Introduction to Selenium Grid – What is Selenium Grid?
Let us Try to understand about selenium grid from an example.
Example 1:
Consider a scenario where you want to execute 1000 test cases. You can do this by setting “thread-count” to suppose 5. So, here using threads your test cases will be executed. One thread will execute 200 test cases. So, time taken will be 1/5th of total time.
Now, let us say, you want to execute multiple test cases (or same test cases) on multiple operating systems and on multiple browsers. Suppose 1000 test cases need to be executed on Windows OS, Linux OS (on Mozilla Firefox, chrome, safari, IE -> all 4 browsers). In this case, we can use Selenium Grid by setting various nodes on the hub machine.
Example 2:
There are so many web browsers which are in use today. Users may be using either Chrome or Firefox or Safari or Opera or even Internet Explorer for reading this very blog. They may be using different versions of the browsers. They may also be running these browsers on any OS, be it Windows or Mac or Ubuntu or any other distribution of Linux.
What if the users were seeing something important on the internet? Something important to your business. Wouldn’t you want to go that extra mile (testing the web app) just to ensure that your users and/ or customers get the best user experience? You would, right?
Well, you should!
But the question is, how feasible is it? Will you be able to spend time testing your web app on every possible OS and every available web browser? Hmm, that sounds like a bit of a challenge. This is where Selenium Grid fits the bill and helps save your time and energy.
Observe below diagram.
The above example shows, in Selenium Grid, we have a concept of Hub and Nodes. Hub is set on a machine from which you are trying to execute the test cases. On hub, we can set multiple nodes (suppose as like multiple Operating systems / multiple computes) and on these multiple nodes, various browsers can be set for test execution. All these things are virtually.
So, in short, Selenium-grid works on different machines against different browsers at the same time. Selenium grid support distributed test execution environment.
when to use selenium grid:
1.Run your tests against different browsers, operating systems, and machines all at the same time. This will ensure that the application you are testing is fully compatible with a wide range of browser- O.S combinations.
2.Save time in the execution of your test suites. If you set up Selenium Grid to run, say, 4 tests at a time, then you would be able to finish the whole suite around 4 times faster.
Grid concept is introduced to support parallel execution of test cases.
For Example, executing the same test case in different browsers in different operating systems.
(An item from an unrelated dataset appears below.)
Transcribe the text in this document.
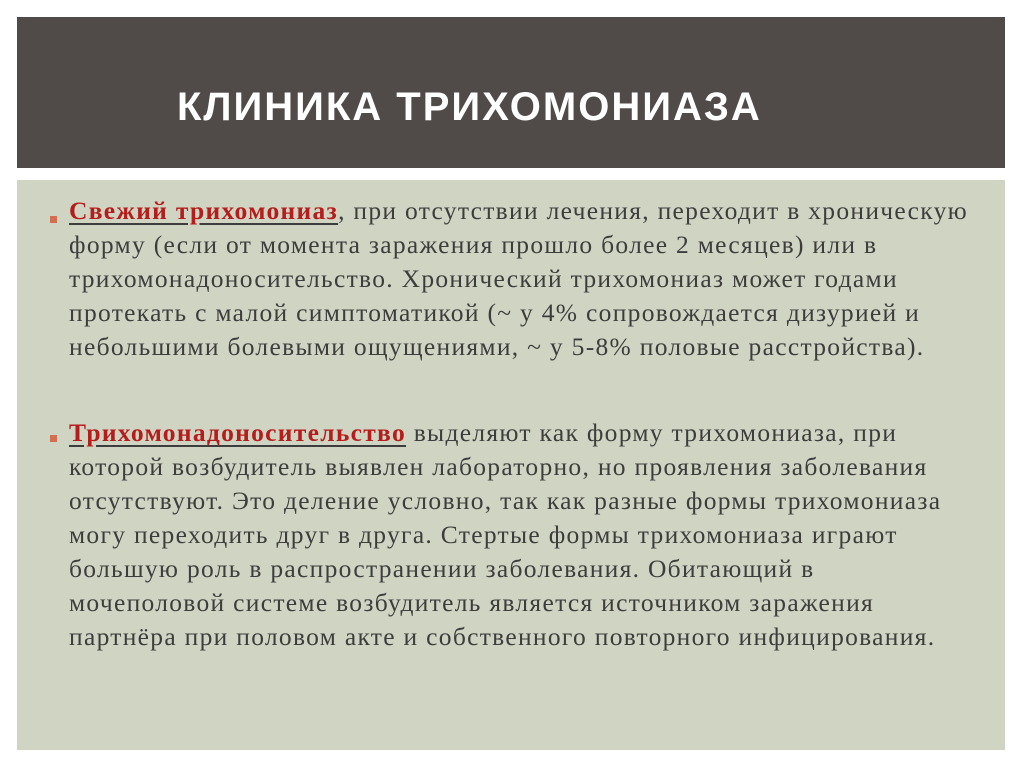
КЛИНИКА ТРИХОМОНИАЗА
Свежий трихомониаз, при отсутствии лечения, переходит в хроническую форму (если от момента заражения прошло более 2 месяцев) или в трихомонадоносительство. Хронический трихомониаз может годами протекать с малой симптоматикой (~ у 4% сопровождается дизурией и небольшими болевыми ощущениями, ~ у 5-8% половые расстройства).
Трихомонадоносительство выделяют как форму трихомониаза, при которой возбудитель выявлен лабораторно, но проявления заболевания отсутствуют. Это деление условно, так как разные формы трихомониаза могу переходить друг в друга. Стертые формы трихомониаза играют большую роль в распространении заболевания. Обитающий в мочеполовой системе возбудитель является источником заражения партнёра при половом акте и собственного повторного инфицирования.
Executing a set of test cases at an instance – This could be elaborated as below: if you are running a set of 30 test cases which consumes around 5 mins each, run time for the test suite will be 5*30(You have wait until first test cases execution is completed to start second test case execution) = 150 Mins. If the same is ran through GRID it triggers 30 instance of test cases at once, so 5*1 = 5 Mins (All the test cases will run at once as 30 different browser instances will be opened).
Advantages of using selenium Grid –
1. It allows running test cases in parallel with different browsers.
2. It reduces script execution time.
3. It provides the flexibility to run your test automation scripts on different browsers and different OS at the same time.